Die Leute in Nordrhein-Westfalen können ja die Grünen abwählen,wenn ihnen das neue Gesetz nicht gefällt.
Gar keine schlechte Idee!!!
Sie wissen schon auch nach das erste Rauchverbot in Bayern von der CSU eingeführt wurde. Da die CSU die Wahlen 2008 verloren hat, wurde auf Druck der FDP das Gesetz geändert.Wenn die CSU gewonnen hätte würde das erste Gesetz noch heute in Bayern bestehen.Die Leute in Nordrhein-Westfalen können ja die Grünen abwählen,wenn ihnen das neue Gesetz nicht gefällt.
Warum werden Beiträge von diesen überflüssigen Bazillen, Freiheit und Uwe M. immer noch veröffentlicht ?
Die Mitzeichnung dieser Petition ist ein Muss für Jeden, der eine weitere Ausweitung des Verbotswahns verhindern will, selbst wenn er dadurch momentan nicht unmittelbar betroffen ist.
Eine erfolgreiche Abwehr der Pläne der Steffens hat sicher auch eine Signalwirkung auf Bayern. Diesem Hokuspokus muss eindlich ein Ende gesetzt werden. Deshalb habe ich es als meine Pflicht betrachtet dort mitzuzeichnen, wenn ich auch nicht in NRW lebe.

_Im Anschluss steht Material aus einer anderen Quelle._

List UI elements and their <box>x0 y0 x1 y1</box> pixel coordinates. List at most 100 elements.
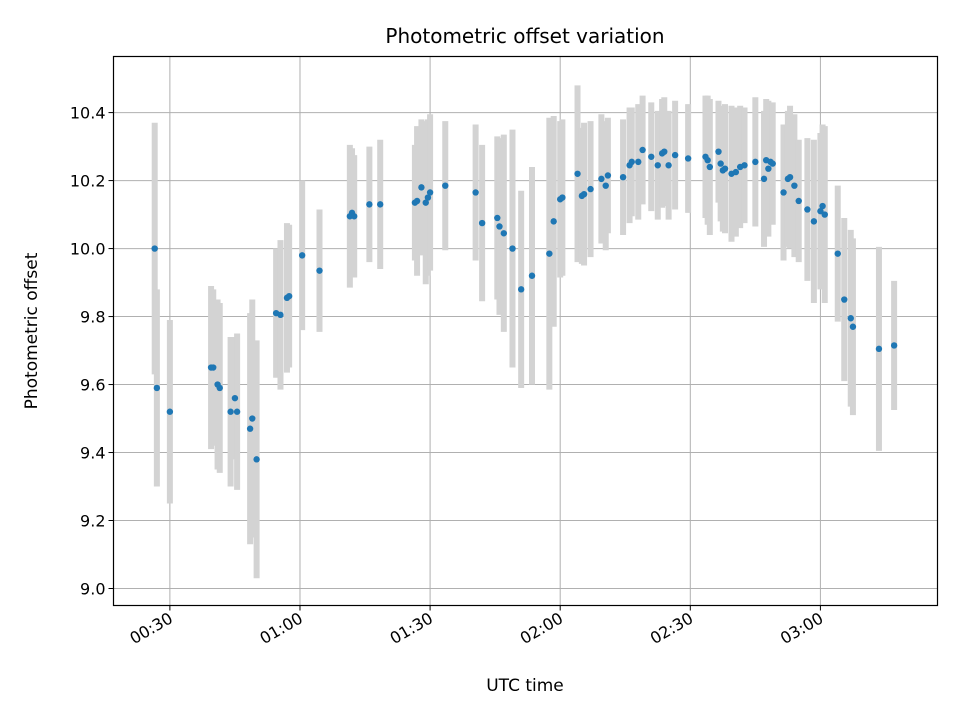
data-point <box>316 267 323 274</box>
data-point <box>472 189 479 196</box>
y-tick-label: 10.2 <box>70 172 106 191</box>
data-point <box>810 218 818 225</box>
data-point <box>413 197 421 205</box>
data-point <box>780 189 787 196</box>
data-point <box>819 202 826 210</box>
data-point <box>494 214 501 222</box>
x-tick-label: 02:30 <box>647 609 696 649</box>
data-point <box>834 250 841 257</box>
data-point <box>654 162 661 169</box>
x-tick-label: 03:00 <box>777 609 826 649</box>
data-point <box>741 162 748 169</box>
data-point <box>350 213 358 220</box>
data-point <box>559 194 566 201</box>
data-point <box>550 218 557 225</box>
data-point <box>426 189 434 196</box>
data-point <box>587 185 594 193</box>
data-point <box>478 219 486 227</box>
grid-lines <box>113 56 938 606</box>
data-point <box>760 175 768 183</box>
data-point <box>769 160 776 167</box>
data-point <box>442 182 449 189</box>
data-point <box>628 158 635 166</box>
data-point <box>418 184 425 191</box>
data-point <box>285 292 293 300</box>
data-point <box>153 384 161 392</box>
data-point <box>517 286 525 293</box>
data-point <box>366 201 373 208</box>
data-point <box>500 230 508 237</box>
data-point <box>765 165 772 172</box>
data-point <box>233 408 241 415</box>
data-point <box>732 168 740 176</box>
y-axis-ticks: 9.0 9.2 9.4 9.6 9.8 10.0 10.2 10.4 <box>70 104 114 599</box>
y-tick-label: 9.6 <box>80 376 105 395</box>
data-point <box>671 151 679 159</box>
data-point <box>574 170 581 177</box>
y-tick-label: 10.0 <box>70 240 106 259</box>
y-axis-label: Photometric offset <box>22 252 42 409</box>
error-bars <box>151 85 898 579</box>
x-axis-label: UTC time <box>486 676 564 696</box>
data-point <box>619 173 627 181</box>
x-tick-label: 01:30 <box>387 609 436 649</box>
data-point <box>791 182 798 189</box>
y-tick-label: 9.4 <box>80 444 105 463</box>
data-point <box>422 199 429 206</box>
chart-title: Photometric offset variation <box>385 24 664 48</box>
data-point <box>528 272 536 279</box>
data-point <box>424 194 432 201</box>
data-point <box>249 415 256 422</box>
data-point <box>227 408 234 415</box>
data-point <box>821 211 828 218</box>
data-point <box>717 160 724 167</box>
data-point <box>598 175 605 183</box>
data-point <box>849 323 857 330</box>
data-point <box>890 342 898 349</box>
data-point <box>786 173 794 181</box>
data-point <box>795 197 802 205</box>
data-point <box>509 245 516 252</box>
data-point <box>580 190 588 198</box>
data-point <box>665 162 672 169</box>
plot-frame <box>112 55 939 607</box>
data-point <box>166 408 174 415</box>
data-point <box>546 250 553 257</box>
x-tick-label: 01:00 <box>257 609 306 649</box>
x-tick-label: 00:30 <box>126 609 175 649</box>
data-point <box>635 158 642 166</box>
data-point <box>602 182 609 189</box>
y-tick-label: 9.8 <box>80 308 105 327</box>
data-point <box>377 201 384 208</box>
y-tick-label: 9.0 <box>80 580 105 599</box>
data-point <box>817 207 824 215</box>
data-point <box>752 158 759 166</box>
data-point <box>298 252 306 259</box>
data-point <box>231 394 239 402</box>
data-point <box>841 296 848 303</box>
x-axis-ticks: 00:30 01:00 01:30 02:00 02:30 03:00 <box>126 605 826 649</box>
data-point <box>721 165 729 172</box>
data-point <box>706 163 714 171</box>
x-tick-label: 02:00 <box>517 609 566 649</box>
data-point <box>277 311 284 319</box>
data-point <box>684 155 692 162</box>
data-point <box>875 345 883 353</box>
data-point <box>496 223 503 230</box>
data-point <box>704 156 711 164</box>
data-point <box>210 364 217 371</box>
data-point <box>847 315 854 322</box>
data-point <box>246 425 254 432</box>
data-point <box>151 245 158 252</box>
y-tick-label: 10.4 <box>70 104 106 123</box>
data-point <box>639 146 646 154</box>
data-point <box>253 456 260 463</box>
data-point <box>661 148 668 155</box>
data-points <box>151 146 898 463</box>
data-point <box>804 206 811 213</box>
y-tick-label: 9.2 <box>80 512 105 531</box>
data-point <box>648 153 655 160</box>
data-point <box>216 384 223 392</box>
data-point <box>604 172 612 179</box>
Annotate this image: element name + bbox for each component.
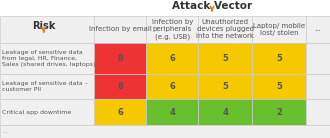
Bar — [198, 43, 252, 74]
Text: 5: 5 — [222, 82, 228, 91]
Text: Unauthorized
devices plugged
into the network: Unauthorized devices plugged into the ne… — [196, 19, 254, 39]
Text: Leakage of sensitive data
from legal, HR, Finance,
Sales (shared drives, laptops: Leakage of sensitive data from legal, HR… — [2, 50, 95, 67]
Text: 8: 8 — [117, 54, 123, 63]
Text: 6: 6 — [169, 54, 175, 63]
Bar — [306, 43, 330, 74]
Bar — [0, 74, 94, 99]
Text: 6: 6 — [169, 82, 175, 91]
Text: 8: 8 — [117, 82, 123, 91]
Bar — [252, 16, 306, 43]
Bar — [306, 16, 330, 43]
Bar — [252, 74, 306, 99]
Bar — [146, 74, 198, 99]
Bar — [94, 43, 146, 74]
Text: Risk: Risk — [32, 21, 55, 31]
Bar — [146, 99, 198, 125]
Text: 5: 5 — [276, 82, 282, 91]
Text: Leakage of sensitive data –
customer PII: Leakage of sensitive data – customer PII — [2, 81, 88, 92]
Text: 6: 6 — [117, 108, 123, 117]
Text: 5: 5 — [222, 54, 228, 63]
Text: Laptop/ mobile
lost/ stolen: Laptop/ mobile lost/ stolen — [253, 23, 305, 36]
Text: ...: ... — [2, 129, 8, 134]
Bar — [198, 99, 252, 125]
Text: 5: 5 — [276, 54, 282, 63]
Bar — [94, 99, 146, 125]
Text: Infection by
peripherals
(e.g. USB): Infection by peripherals (e.g. USB) — [151, 19, 193, 40]
Bar — [252, 43, 306, 74]
Bar — [0, 99, 94, 125]
Text: Critical app downtime: Critical app downtime — [2, 110, 71, 115]
Text: 4: 4 — [222, 108, 228, 117]
Bar — [146, 43, 198, 74]
Bar — [94, 16, 146, 43]
Bar — [0, 0, 330, 16]
Text: 4: 4 — [169, 108, 175, 117]
Bar — [94, 74, 146, 99]
Text: ...: ... — [314, 26, 321, 32]
Bar — [146, 16, 198, 43]
Bar — [0, 43, 94, 74]
Bar — [198, 74, 252, 99]
Bar — [252, 99, 306, 125]
Text: 2: 2 — [276, 108, 282, 117]
Bar — [306, 74, 330, 99]
Text: Infection by email: Infection by email — [89, 26, 151, 32]
Bar — [0, 125, 330, 138]
Bar — [0, 16, 94, 43]
Bar — [198, 16, 252, 43]
Text: Attack Vector: Attack Vector — [172, 1, 252, 11]
Bar — [306, 99, 330, 125]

Roodee, Diesem Hokuspokus muss eindlich ein Ende gesetzt werden.
kann ich nur beipflichten!
Sehe ich auch so, Roodee! Ein Bundesland mit vielen toleranten Menschen haben sie schon kaputt gemacht (Bayern, wo “Leben und leben lassen” früher wirklich kein Witz war!) , jetzt ist das zweite große und mit vielen toleranten und lustigen Menschen bevölkertes Bundesland in Gefahr! Ich hoffe, dass sie sich besser wehren können, als wir in Bayern gemacht haben. Hoffentlich sind die schlechten Erfahrungen in Bayern inzwischen in NRW bekannt und die Menschen sind kluger geworden. Wir müssen diese Gesundheits-Fanatiker und Gesundheits-Lobbyisten stoppen!